Award-Winning New York Times investigative Journalist Nikole Hannah-Jones addressed some 550 undergraduate, graduate, and pre-professional students and their families at the commencement. She was joined by Xavier University of Louisiana President Reynold Verret in honoring Dr. Norman C. Francis, President Emeritus of the University, who was awarded an Honorary Degree from his alma mater.
Nikole Hannah-Jones, has been a staff writer for The New York Times since 2015, is known for her long-form writing style and her investigative coverage of civil rights, education, fair housing, school segregation, and discrimination in the United States.
Hannah-Jones has a Xavier connection, having penned a landmark piece for The New York Times magazine on Xavier’s Premed Program, “A Prescription for More Black Doctors,” which appeared in September 2015. She also helped to edit a new book by one of the Xavier-educated physicians featured in that piece (Dr. Pierre Johnson ’02) and two of his associates, “Pulse of Perseverance,” which was published earlier this year.
Norman C. Francis Receives Honorary Degree
During his long tenure as President, Dr. Norman C. Francis and Xavier University of Louisiana were virtually synonymous.
As the leader of the nation’s only Historically Black and Catholic University, Francis guided Xavier’s growth. During his 46-year presidency of Xavier University the enrollment more than doubled, broadened its curriculum, expanded its campus, and strengthened its financial base.

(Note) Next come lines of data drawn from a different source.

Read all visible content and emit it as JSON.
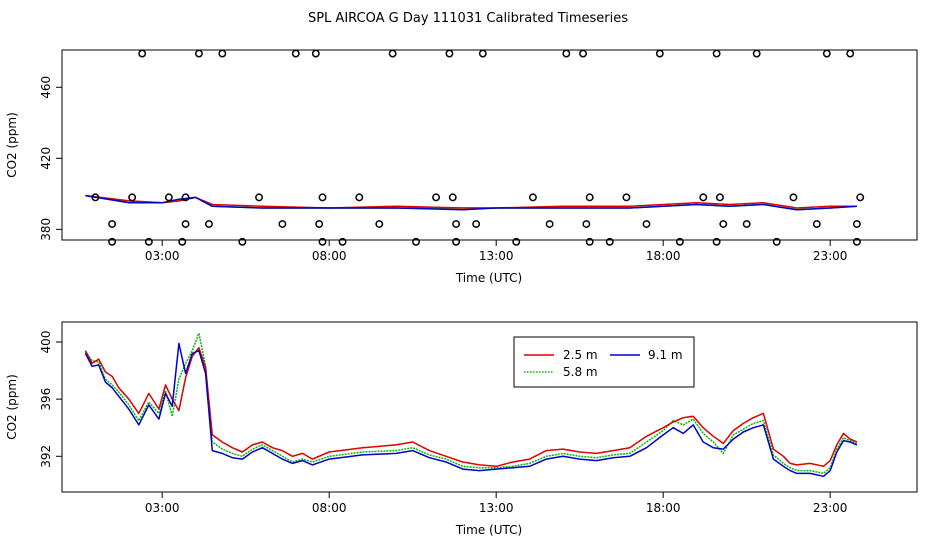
{
  "title": "SPL AIRCOA G  Day 111031  Calibrated Timeseries",
  "colors": {
    "c25": "#dd0000",
    "c58": "#00bb00",
    "c91": "#0000cc"
  },
  "chart_data": [
    {
      "type": "line",
      "xlabel": "Time (UTC)",
      "ylabel": "CO2 (ppm)",
      "xlim": [
        0.0,
        25.6
      ],
      "ylim": [
        374,
        481
      ],
      "xticks": [
        3,
        8,
        13,
        18,
        23
      ],
      "xtick_labels": [
        "03:00",
        "08:00",
        "13:00",
        "18:00",
        "23:00"
      ],
      "yticks": [
        380,
        420,
        460
      ],
      "ytick_labels": [
        "380",
        "420",
        "460"
      ],
      "grid": false,
      "series": [
        {
          "name": "2.5 m",
          "color": "#dd0000",
          "x": [
            0.7,
            2.0,
            3.0,
            3.5,
            4.0,
            4.5,
            6,
            8,
            10,
            12,
            13,
            15,
            17,
            18,
            19,
            20,
            21,
            22,
            23,
            23.8
          ],
          "y": [
            399,
            396,
            395,
            396,
            398,
            394,
            393,
            392,
            393,
            392,
            392,
            393,
            393,
            394,
            395,
            394,
            395,
            392,
            393,
            393
          ]
        },
        {
          "name": "5.8 m",
          "color": "#00bb00",
          "x": [
            0.7,
            2.0,
            3.0,
            3.5,
            4.0,
            4.5,
            6,
            8,
            10,
            12,
            13,
            15,
            17,
            18,
            19,
            20,
            21,
            22,
            23,
            23.8
          ],
          "y": [
            399,
            396,
            395,
            396,
            398,
            393,
            392,
            392,
            392,
            392,
            392,
            392,
            392,
            393,
            394,
            393,
            394,
            391,
            392,
            393
          ]
        },
        {
          "name": "9.1 m",
          "color": "#0000cc",
          "x": [
            0.7,
            2.0,
            3.0,
            3.5,
            4.0,
            4.5,
            6,
            8,
            10,
            12,
            13,
            15,
            17,
            18,
            19,
            20,
            21,
            22,
            23,
            23.8
          ],
          "y": [
            399,
            395,
            395,
            397,
            398,
            393,
            392,
            392,
            392,
            391,
            392,
            392,
            392,
            393,
            394,
            393,
            394,
            391,
            392,
            393
          ]
        }
      ],
      "markers": {
        "style": "open-circle",
        "points": [
          [
            1.5,
            373
          ],
          [
            2.6,
            373
          ],
          [
            3.6,
            373
          ],
          [
            5.4,
            373
          ],
          [
            7.8,
            373
          ],
          [
            8.4,
            373
          ],
          [
            10.6,
            373
          ],
          [
            11.8,
            373
          ],
          [
            13.6,
            373
          ],
          [
            15.8,
            373
          ],
          [
            16.4,
            373
          ],
          [
            18.5,
            373
          ],
          [
            19.6,
            373
          ],
          [
            21.4,
            373
          ],
          [
            23.8,
            373
          ],
          [
            1.5,
            383
          ],
          [
            3.7,
            383
          ],
          [
            4.4,
            383
          ],
          [
            6.6,
            383
          ],
          [
            7.7,
            383
          ],
          [
            9.5,
            383
          ],
          [
            11.8,
            383
          ],
          [
            12.4,
            383
          ],
          [
            14.6,
            383
          ],
          [
            15.7,
            383
          ],
          [
            17.5,
            383
          ],
          [
            19.8,
            383
          ],
          [
            20.5,
            383
          ],
          [
            22.6,
            383
          ],
          [
            23.8,
            383
          ],
          [
            1.0,
            398
          ],
          [
            2.1,
            398
          ],
          [
            3.2,
            398
          ],
          [
            3.7,
            398
          ],
          [
            5.9,
            398
          ],
          [
            7.8,
            398
          ],
          [
            8.9,
            398
          ],
          [
            11.2,
            398
          ],
          [
            11.7,
            398
          ],
          [
            14.1,
            398
          ],
          [
            15.8,
            398
          ],
          [
            16.9,
            398
          ],
          [
            19.2,
            398
          ],
          [
            19.7,
            398
          ],
          [
            21.9,
            398
          ],
          [
            23.9,
            398
          ],
          [
            2.4,
            479
          ],
          [
            4.1,
            479
          ],
          [
            4.8,
            479
          ],
          [
            7.0,
            479
          ],
          [
            7.6,
            479
          ],
          [
            9.9,
            479
          ],
          [
            11.6,
            479
          ],
          [
            12.6,
            479
          ],
          [
            15.1,
            479
          ],
          [
            15.6,
            479
          ],
          [
            17.9,
            479
          ],
          [
            19.6,
            479
          ],
          [
            20.8,
            479
          ],
          [
            22.9,
            479
          ],
          [
            23.6,
            479
          ]
        ]
      }
    },
    {
      "type": "line",
      "xlabel": "Time (UTC)",
      "ylabel": "CO2 (ppm)",
      "xlim": [
        0.0,
        25.6
      ],
      "ylim": [
        389.5,
        401.4
      ],
      "xticks": [
        3,
        8,
        13,
        18,
        23
      ],
      "xtick_labels": [
        "03:00",
        "08:00",
        "13:00",
        "18:00",
        "23:00"
      ],
      "yticks": [
        392,
        396,
        400
      ],
      "ytick_labels": [
        "392",
        "396",
        "400"
      ],
      "grid": false,
      "legend": {
        "placement": "top-center-right",
        "entries": [
          "2.5 m",
          "9.1 m",
          "5.8 m"
        ]
      },
      "series": [
        {
          "name": "2.5 m",
          "color": "#dd0000",
          "x": [
            0.7,
            0.9,
            1.1,
            1.3,
            1.5,
            1.7,
            2.0,
            2.3,
            2.6,
            2.9,
            3.1,
            3.3,
            3.5,
            3.7,
            3.9,
            4.1,
            4.3,
            4.5,
            4.8,
            5.1,
            5.4,
            5.7,
            6.0,
            6.3,
            6.6,
            6.9,
            7.2,
            7.5,
            8.0,
            9.0,
            10.0,
            10.5,
            11.0,
            11.5,
            12.0,
            12.5,
            13.0,
            13.5,
            14.0,
            14.5,
            15.0,
            15.5,
            16.0,
            16.5,
            17.0,
            17.5,
            18.0,
            18.3,
            18.6,
            18.9,
            19.2,
            19.5,
            19.8,
            20.1,
            20.4,
            20.7,
            21.0,
            21.3,
            21.6,
            21.8,
            22.0,
            22.4,
            22.8,
            23.0,
            23.2,
            23.4,
            23.6,
            23.8
          ],
          "y": [
            399.4,
            398.5,
            398.8,
            397.9,
            397.6,
            396.8,
            396.0,
            395.0,
            396.4,
            395.3,
            397.0,
            396.0,
            395.2,
            397.5,
            399.0,
            399.6,
            398.2,
            393.5,
            393.0,
            392.6,
            392.3,
            392.8,
            393.0,
            392.6,
            392.4,
            392.0,
            392.2,
            391.8,
            392.3,
            392.6,
            392.8,
            393.0,
            392.4,
            392.0,
            391.6,
            391.4,
            391.3,
            391.6,
            391.8,
            392.4,
            392.5,
            392.3,
            392.2,
            392.4,
            392.6,
            393.4,
            394.0,
            394.4,
            394.7,
            394.8,
            394.0,
            393.4,
            392.9,
            393.8,
            394.3,
            394.7,
            395.0,
            392.5,
            392.0,
            391.5,
            391.4,
            391.5,
            391.3,
            391.7,
            392.8,
            393.6,
            393.2,
            393.0
          ]
        },
        {
          "name": "5.8 m",
          "color": "#00bb00",
          "x": [
            0.7,
            0.9,
            1.1,
            1.3,
            1.5,
            1.7,
            2.0,
            2.3,
            2.6,
            2.9,
            3.1,
            3.3,
            3.5,
            3.7,
            3.9,
            4.1,
            4.3,
            4.5,
            4.8,
            5.1,
            5.4,
            5.7,
            6.0,
            6.3,
            6.6,
            6.9,
            7.2,
            7.5,
            8.0,
            9.0,
            10.0,
            10.5,
            11.0,
            11.5,
            12.0,
            12.5,
            13.0,
            13.5,
            14.0,
            14.5,
            15.0,
            15.5,
            16.0,
            16.5,
            17.0,
            17.5,
            18.0,
            18.3,
            18.6,
            18.9,
            19.2,
            19.5,
            19.8,
            20.1,
            20.4,
            20.7,
            21.0,
            21.3,
            21.6,
            21.8,
            22.0,
            22.4,
            22.8,
            23.0,
            23.2,
            23.4,
            23.6,
            23.8
          ],
          "y": [
            399.3,
            398.7,
            398.6,
            397.4,
            397.0,
            396.5,
            395.6,
            394.5,
            395.8,
            395.0,
            396.6,
            394.8,
            397.4,
            398.5,
            399.4,
            400.6,
            398.3,
            393.0,
            392.5,
            392.2,
            392.0,
            392.5,
            392.8,
            392.4,
            392.0,
            391.6,
            391.8,
            391.6,
            392.0,
            392.3,
            392.4,
            392.6,
            392.1,
            391.8,
            391.3,
            391.2,
            391.2,
            391.3,
            391.5,
            392.0,
            392.2,
            392.0,
            391.9,
            392.1,
            392.2,
            393.0,
            393.8,
            394.5,
            394.2,
            394.6,
            393.6,
            393.0,
            392.2,
            393.5,
            393.9,
            394.3,
            394.5,
            392.1,
            391.5,
            391.2,
            391.0,
            391.0,
            390.8,
            391.2,
            392.5,
            393.3,
            393.1,
            392.9
          ]
        },
        {
          "name": "9.1 m",
          "color": "#0000cc",
          "x": [
            0.7,
            0.9,
            1.1,
            1.3,
            1.5,
            1.7,
            2.0,
            2.3,
            2.6,
            2.9,
            3.1,
            3.3,
            3.5,
            3.7,
            3.9,
            4.1,
            4.3,
            4.5,
            4.8,
            5.1,
            5.4,
            5.7,
            6.0,
            6.3,
            6.6,
            6.9,
            7.2,
            7.5,
            8.0,
            9.0,
            10.0,
            10.5,
            11.0,
            11.5,
            12.0,
            12.5,
            13.0,
            13.5,
            14.0,
            14.5,
            15.0,
            15.5,
            16.0,
            16.5,
            17.0,
            17.5,
            18.0,
            18.3,
            18.6,
            18.9,
            19.2,
            19.5,
            19.8,
            20.1,
            20.4,
            20.7,
            21.0,
            21.3,
            21.6,
            21.8,
            22.0,
            22.4,
            22.8,
            23.0,
            23.2,
            23.4,
            23.6,
            23.8
          ],
          "y": [
            399.2,
            398.3,
            398.4,
            397.2,
            396.8,
            396.2,
            395.3,
            394.2,
            395.6,
            394.6,
            396.4,
            395.5,
            399.9,
            397.8,
            399.2,
            399.4,
            397.8,
            392.4,
            392.2,
            391.9,
            391.8,
            392.3,
            392.6,
            392.2,
            391.8,
            391.5,
            391.7,
            391.4,
            391.8,
            392.1,
            392.2,
            392.4,
            391.9,
            391.6,
            391.1,
            391.0,
            391.1,
            391.2,
            391.3,
            391.8,
            392.0,
            391.8,
            391.7,
            391.9,
            392.0,
            392.6,
            393.5,
            394.0,
            393.6,
            394.2,
            393.0,
            392.6,
            392.5,
            393.2,
            393.7,
            394.0,
            394.2,
            391.8,
            391.3,
            391.0,
            390.8,
            390.8,
            390.6,
            391.0,
            392.3,
            393.1,
            393.0,
            392.8
          ]
        }
      ]
    }
  ]
}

Its tradition of academic excellence was further enhanced.
“The Norman Francis era at Xavier will not be remembered solely for its longevity, but also revered for the success, immense change and growth, triumph, and opportunities it produced,” said Xavier University of Louisiana President Dr. Reynold Verret. “On his watch Xavier saw its national reputation as a leader in higher education explode, and thousands of graduates benefited, becoming submersed into a unique educational experience that embraced their potential and allowed them to pursue their dreams.”

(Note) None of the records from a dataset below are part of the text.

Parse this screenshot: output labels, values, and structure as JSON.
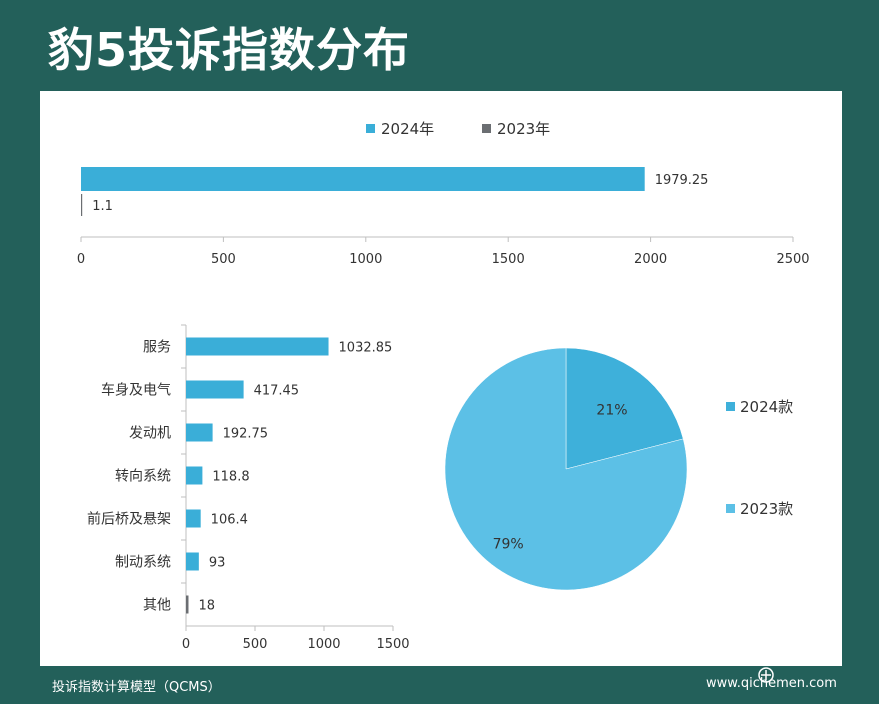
{
  "title": "豹5投诉指数分布",
  "footer": "投诉指数计算模型（QCMS）",
  "watermark": "www.qichemen.com",
  "colors": {
    "background": "#23605a",
    "s2024": "#3aaed8",
    "s2023": "#6b6e72",
    "pie_small": "#3eb0da",
    "pie_large": "#5cc0e6"
  },
  "chart_data": [
    {
      "type": "bar",
      "orientation": "horizontal",
      "legend_position": "top",
      "series": [
        {
          "name": "2024年",
          "values": [
            1979.25
          ]
        },
        {
          "name": "2023年",
          "values": [
            1.1
          ]
        }
      ],
      "xlim": [
        0,
        2500
      ],
      "xticks": [
        0,
        500,
        1000,
        1500,
        2000,
        2500
      ],
      "grid": false
    },
    {
      "type": "bar",
      "orientation": "horizontal",
      "categories": [
        "服务",
        "车身及电气",
        "发动机",
        "转向系统",
        "前后桥及悬架",
        "制动系统",
        "其他"
      ],
      "values": [
        1032.85,
        417.45,
        192.75,
        118.8,
        106.4,
        93,
        18
      ],
      "highlight_last_color": "#6b6e72",
      "xlim": [
        0,
        1500
      ],
      "xticks": [
        0,
        500,
        1000,
        1500
      ],
      "grid": false
    },
    {
      "type": "pie",
      "legend_position": "right",
      "slices": [
        {
          "name": "2024款",
          "value": 21,
          "label": "21%"
        },
        {
          "name": "2023款",
          "value": 79,
          "label": "79%"
        }
      ]
    }
  ]
}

Francis, himself a Xavier graduate (1952), was at one time the longest-sitting university president in the U.S. Francis was named Xavier “President Emeritus” in 2015. Through his leadership, the University instituted a core curriculum and mandatory comprehensives, and became recognized nationally as a leader in minority education, particularly in the STEM areas. Among the major accomplishments of Francis’ tenure was the successful completion of several capital campaigns. Giving by alumni also increased dramatically. He is credited with being the catalyst for nearly every building constructed on the campus during a period of four decades.
Francis also enjoyed a prestigious personal reputation. He served in an advisory role to eight U.S. Presidential Administrations – not only on education issues, but civil rights as well – in addition to serving on 54 boards and commissions. In 2006 then-President George W. Bush presented him with the nation’s highest civil award, the Presidential Medal of Freedom. In 2009 he was named one of “America’s Best Leaders” by U.S. News Media Group and the Center for Public Leadership (CPL) at Harvard Kennedy’s School of Government.
“To these accomplishments Dr. Verret adds, “Today, Xavier sits at the edge of its tomorrow. We remain the #1 producer of African American students who complete medical degrees, are recognized as the #2 HBCU in America, and continue to expand our academic offerings to meet the changing needs of today’s students. All of this is done while we continue to honor our founding mission of contributing to the promotion of a just and humane society.”
Xavier University has been atop many lists for its educational excellence including best value among southern regional colleges and universities in the 2018 edition of “Best Colleges” by the U.S. News Media Group. Xavier also ranked No.1 in its grouping, heading the list of only 15 schools that qualified for the Southern Region Category listed under “Great Schools, Great Prices.”